Despite the slightly unusual styling the Pentax K-30 handles pretty much like previous Pentax DSLR models and, by extension, most current mid-level DSLRs. It feels reassuringly weighty in the hand, and the rubberized surfaces are comfortable to hold. But if you have large hands, you might prefer a slightly more substantial grip.
The camera is easy and intuitive to use in both viewfinder and live-view operation. The camera's ISO and exposure compensation controls are well-placed for quick adjustment, and despite the loss of the K-5's AF-mode switch, changing AF points is quick and easy too, thanks to the AF-point 'sub-screen' on the camera's Status Screen. Other key shooting controls are arranged on the four-way controller and easily reachable by your thumb.
Compared to the K-5, the K-30 has also lost the lockable mode dial. I'd imagine that relatively few users will miss this feature, as we hardly ever turned the dial accidently while working on this review. On the other hand having to unlock the dial every time before turning it can be a bit of a pain, especially if you're coming from a camera without this function and are not used to it.

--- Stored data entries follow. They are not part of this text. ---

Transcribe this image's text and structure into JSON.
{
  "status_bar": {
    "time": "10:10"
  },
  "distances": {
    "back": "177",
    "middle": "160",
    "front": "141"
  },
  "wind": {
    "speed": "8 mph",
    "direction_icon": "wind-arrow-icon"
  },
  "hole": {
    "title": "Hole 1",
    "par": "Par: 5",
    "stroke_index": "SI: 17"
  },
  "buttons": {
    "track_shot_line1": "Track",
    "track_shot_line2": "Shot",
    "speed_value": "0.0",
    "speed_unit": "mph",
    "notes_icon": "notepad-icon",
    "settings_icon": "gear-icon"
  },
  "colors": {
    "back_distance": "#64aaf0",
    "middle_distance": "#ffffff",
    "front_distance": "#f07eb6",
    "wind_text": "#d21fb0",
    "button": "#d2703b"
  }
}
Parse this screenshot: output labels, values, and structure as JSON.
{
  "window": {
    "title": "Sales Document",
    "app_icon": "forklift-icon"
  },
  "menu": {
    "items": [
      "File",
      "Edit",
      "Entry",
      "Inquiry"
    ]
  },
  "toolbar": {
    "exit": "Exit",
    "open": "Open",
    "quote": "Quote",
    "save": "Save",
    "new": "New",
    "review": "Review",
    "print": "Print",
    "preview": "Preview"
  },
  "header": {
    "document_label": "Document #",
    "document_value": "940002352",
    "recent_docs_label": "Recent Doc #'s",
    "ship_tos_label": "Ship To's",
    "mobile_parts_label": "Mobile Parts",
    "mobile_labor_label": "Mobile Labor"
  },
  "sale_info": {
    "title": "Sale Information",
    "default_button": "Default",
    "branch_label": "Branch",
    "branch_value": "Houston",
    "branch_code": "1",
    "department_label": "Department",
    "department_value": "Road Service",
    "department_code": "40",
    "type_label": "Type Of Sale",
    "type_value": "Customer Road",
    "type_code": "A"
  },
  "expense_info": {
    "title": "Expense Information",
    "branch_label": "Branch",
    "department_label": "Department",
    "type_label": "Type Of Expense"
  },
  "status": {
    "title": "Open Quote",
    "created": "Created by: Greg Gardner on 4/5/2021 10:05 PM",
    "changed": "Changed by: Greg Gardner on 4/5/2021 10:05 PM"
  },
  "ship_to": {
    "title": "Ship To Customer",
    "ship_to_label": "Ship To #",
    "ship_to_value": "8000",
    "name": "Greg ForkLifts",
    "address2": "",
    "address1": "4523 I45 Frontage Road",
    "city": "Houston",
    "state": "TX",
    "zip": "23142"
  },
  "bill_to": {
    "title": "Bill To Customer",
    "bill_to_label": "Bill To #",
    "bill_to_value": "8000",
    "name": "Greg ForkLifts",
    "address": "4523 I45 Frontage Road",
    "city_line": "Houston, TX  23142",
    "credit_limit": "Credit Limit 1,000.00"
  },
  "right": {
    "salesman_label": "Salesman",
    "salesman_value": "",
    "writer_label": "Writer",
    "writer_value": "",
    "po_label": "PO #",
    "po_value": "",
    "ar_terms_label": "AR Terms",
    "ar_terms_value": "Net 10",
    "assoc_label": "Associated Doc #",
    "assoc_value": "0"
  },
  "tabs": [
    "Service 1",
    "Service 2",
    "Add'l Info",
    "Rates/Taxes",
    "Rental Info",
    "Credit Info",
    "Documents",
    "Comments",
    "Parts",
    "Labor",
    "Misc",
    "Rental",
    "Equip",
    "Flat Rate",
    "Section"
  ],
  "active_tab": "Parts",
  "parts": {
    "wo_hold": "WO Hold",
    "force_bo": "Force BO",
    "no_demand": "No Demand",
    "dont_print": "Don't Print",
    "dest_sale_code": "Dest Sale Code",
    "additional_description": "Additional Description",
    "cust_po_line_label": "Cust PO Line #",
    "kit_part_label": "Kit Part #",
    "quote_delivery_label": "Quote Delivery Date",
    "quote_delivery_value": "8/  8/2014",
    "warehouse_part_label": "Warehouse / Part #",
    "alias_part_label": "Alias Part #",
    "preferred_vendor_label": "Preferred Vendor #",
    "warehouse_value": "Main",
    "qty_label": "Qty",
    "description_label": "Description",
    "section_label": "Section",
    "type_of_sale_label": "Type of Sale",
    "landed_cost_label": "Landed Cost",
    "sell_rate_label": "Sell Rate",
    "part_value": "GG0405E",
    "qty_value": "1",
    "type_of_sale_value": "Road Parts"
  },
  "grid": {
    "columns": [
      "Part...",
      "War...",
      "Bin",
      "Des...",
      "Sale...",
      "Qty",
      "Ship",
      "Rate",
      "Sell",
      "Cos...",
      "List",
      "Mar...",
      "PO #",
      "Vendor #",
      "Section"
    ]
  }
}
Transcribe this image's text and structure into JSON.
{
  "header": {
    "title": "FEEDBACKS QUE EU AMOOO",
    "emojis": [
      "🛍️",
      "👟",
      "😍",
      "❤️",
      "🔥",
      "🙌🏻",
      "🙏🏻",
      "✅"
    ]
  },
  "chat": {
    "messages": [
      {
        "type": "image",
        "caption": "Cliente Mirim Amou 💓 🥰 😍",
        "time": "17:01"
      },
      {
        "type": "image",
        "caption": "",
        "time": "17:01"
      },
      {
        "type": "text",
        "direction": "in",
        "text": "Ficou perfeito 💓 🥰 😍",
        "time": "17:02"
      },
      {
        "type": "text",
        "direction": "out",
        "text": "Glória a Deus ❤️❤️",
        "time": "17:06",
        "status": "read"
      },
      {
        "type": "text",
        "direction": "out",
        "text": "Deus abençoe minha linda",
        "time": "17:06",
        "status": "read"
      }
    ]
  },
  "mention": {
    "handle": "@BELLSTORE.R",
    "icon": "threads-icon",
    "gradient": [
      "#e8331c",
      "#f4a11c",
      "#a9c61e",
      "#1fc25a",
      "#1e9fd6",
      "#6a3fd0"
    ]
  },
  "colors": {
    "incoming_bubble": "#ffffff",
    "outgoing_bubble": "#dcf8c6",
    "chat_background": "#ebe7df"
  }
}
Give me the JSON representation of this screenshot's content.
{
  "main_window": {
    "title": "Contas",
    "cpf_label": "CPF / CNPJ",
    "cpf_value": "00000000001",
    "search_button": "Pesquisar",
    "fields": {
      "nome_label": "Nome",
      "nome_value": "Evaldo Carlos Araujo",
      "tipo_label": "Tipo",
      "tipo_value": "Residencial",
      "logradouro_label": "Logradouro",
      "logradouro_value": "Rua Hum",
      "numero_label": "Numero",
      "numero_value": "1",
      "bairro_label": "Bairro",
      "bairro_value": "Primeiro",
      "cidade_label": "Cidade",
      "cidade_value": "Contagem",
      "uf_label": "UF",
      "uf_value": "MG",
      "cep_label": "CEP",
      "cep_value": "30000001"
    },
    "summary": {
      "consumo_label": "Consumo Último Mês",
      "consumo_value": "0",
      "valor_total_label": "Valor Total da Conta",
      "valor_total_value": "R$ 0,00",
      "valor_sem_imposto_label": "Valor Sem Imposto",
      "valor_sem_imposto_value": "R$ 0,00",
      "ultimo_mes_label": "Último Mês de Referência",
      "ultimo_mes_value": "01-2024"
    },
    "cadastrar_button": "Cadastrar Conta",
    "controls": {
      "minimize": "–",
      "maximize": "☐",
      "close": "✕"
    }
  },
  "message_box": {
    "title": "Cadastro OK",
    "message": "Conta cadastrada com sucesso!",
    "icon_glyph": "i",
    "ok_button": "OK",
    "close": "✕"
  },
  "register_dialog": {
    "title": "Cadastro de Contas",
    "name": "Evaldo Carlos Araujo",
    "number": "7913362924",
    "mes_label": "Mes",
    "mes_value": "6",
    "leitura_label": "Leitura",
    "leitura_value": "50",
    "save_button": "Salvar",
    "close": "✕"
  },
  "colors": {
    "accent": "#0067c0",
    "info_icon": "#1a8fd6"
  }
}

To DSLR novices the camera menu system can appear a little complex, but considering the K-30's relatively comprehensive feature set the menus are logically structured and the options intuitively labeled. After a few days of shooting and playing with the available options and parameters, you'll easily find your way through the menu system and around the camera in general.
Our only real gripe with the K-30's user interface is the same as it was on both the K-5 and K-7 - the lack of a direct movie button. The camera offers decent movie specifications (although there's no socket for an external microphone), but the lack of a movie button means you cannot record a video as spontaneously as you can capture a still-image. Turning the mode dial into its movie position only takes a second a two but this can easily be enough to miss a crucial moment. Ideally, we would like the green button on the camera top to be customizable to be a video button, but this option is not on offer.
Overall the K-30 is a nicely handling camera that feels comfortable and solid in your hands. The extensive weather-sealing is unique at this price point and can be very useful in adverse weather conditions. The option to use AA batteries (with an optional adapter) is perhaps not something many users will use, but could be a life-saver when traveling away from civilization. In combination with the sealing, this makes the K-30 a bit of a 'budget adventurer DSLR'.